Indonesia, Filipina, Sri Lanka, Thailand, dan Vietnam termasuk di antara negara-negara yang saat ini paling parah terkena dampak kombinasi curah hujan akibat monsun dan aktivitas siklon tropis atau juga disebut topan, badai dan hurikan (hurricane).
“Tidak ada satu lembaga atau negara pun yang dapat mengatasi tantangan topan dan iklim ekstrem sendirian,” kata Sekretaris Jenderal Organisasi Meteorologi Dunia (WMO), Celeste Saulo, mengutip siaran pers WMO, Selasa (2/12).
”Mekanisme regional seperti Komite Topan adalah bukti bahwa ketika kita bertindak bersama, kita dapat memperkuat dampak kita,” ujarnya.

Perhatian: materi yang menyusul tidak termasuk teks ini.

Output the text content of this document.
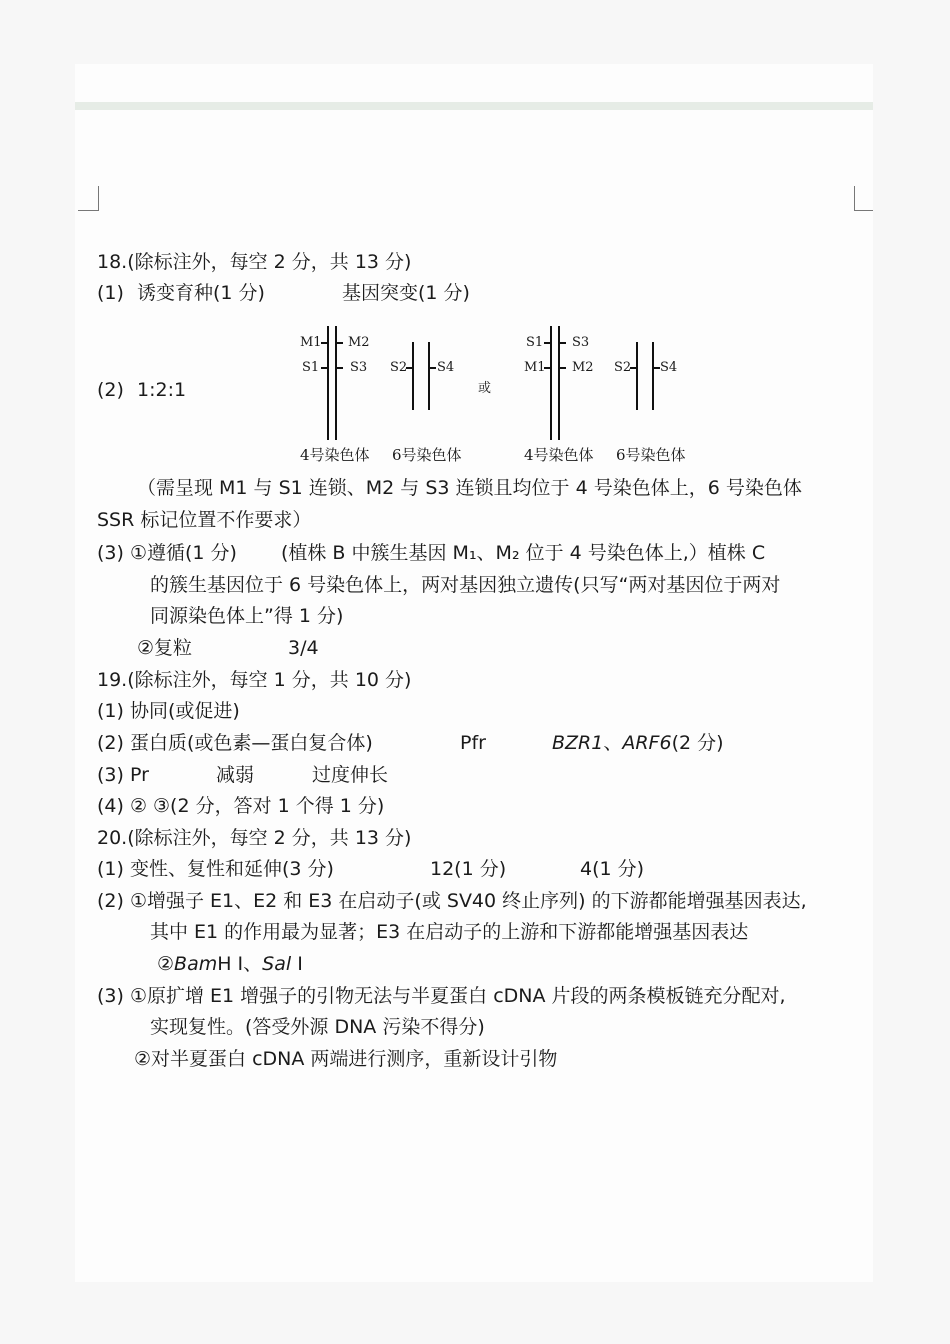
18.(除标注外，每空 2 分，共 13 分)
(1) 诱变育种(1 分)	基因突变(1 分)
(2) 1:2:1
M1 M2
S1 S3 S2 S4
4号染色体 6号染色体
或
S1 S3
M1 M2 S2 S4
4号染色体 6号染色体
（需呈现 M1 与 S1 连锁、M2 与 S3 连锁且均位于 4 号染色体上，6 号染色体
SSR 标记位置不作要求）
(3) ①遵循(1 分)　　 (植株 B 中簇生基因 M₁、M₂ 位于 4 号染色体上,）植株 C
的簇生基因位于 6 号染色体上，两对基因独立遗传(只写“两对基因位于两对
同源染色体上”得 1 分)
②复粒	3/4
19.(除标注外，每空 1 分，共 10 分)
(1) 协同(或促进)
(2) 蛋白质(或色素—蛋白复合体)	Pfr	BZR1、ARF6(2 分)
(3) Pr	减弱	过度伸长
(4) ② ③(2 分，答对 1 个得 1 分)
20.(除标注外，每空 2 分，共 13 分)
(1) 变性、复性和延伸(3 分)	12(1 分)	4(1 分)
(2) ①增强子 E1、E2 和 E3 在启动子(或 SV40 终止序列) 的下游都能增强基因表达,
其中 E1 的作用最为显著；E3 在启动子的上游和下游都能增强基因表达
②BamH Ⅰ、Sal Ⅰ
(3) ①原扩增 E1 增强子的引物无法与半夏蛋白 cDNA 片段的两条模板链充分配对,
实现复性。(答受外源 DNA 污染不得分)
②对半夏蛋白 cDNA 两端进行测序，重新设计引物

Hujan deras telah memicu banjir dahsyat di beberapa wilayah Asia Selatan dan Tenggara, merenggut ratusan nyawa, menggusur seluruh komunitas, dan menyebabkan gangguan ekonomi yang besar.
Peran Badan Meteorologi dan Hidrologi Nasional bekerja sepanjang waktu untuk memberikan prakiraan dan peringatan dini guna menginformasikan tindakan darurat, sementara Mekanisme Koordinasi WMO (WCM) memberikan saran ahli untuk menginformasikan operasi kemanusiaan.
Asia sangat rentan terhadap banjir, menurut laporan WMO tentang Keadaan Iklim di Asia. Meningkatnya suhu memperhebat potensi risiko curah hujan yang lebih ekstrem karena atmosfer yang lebih hangat menahan lebih banyak kelembapan.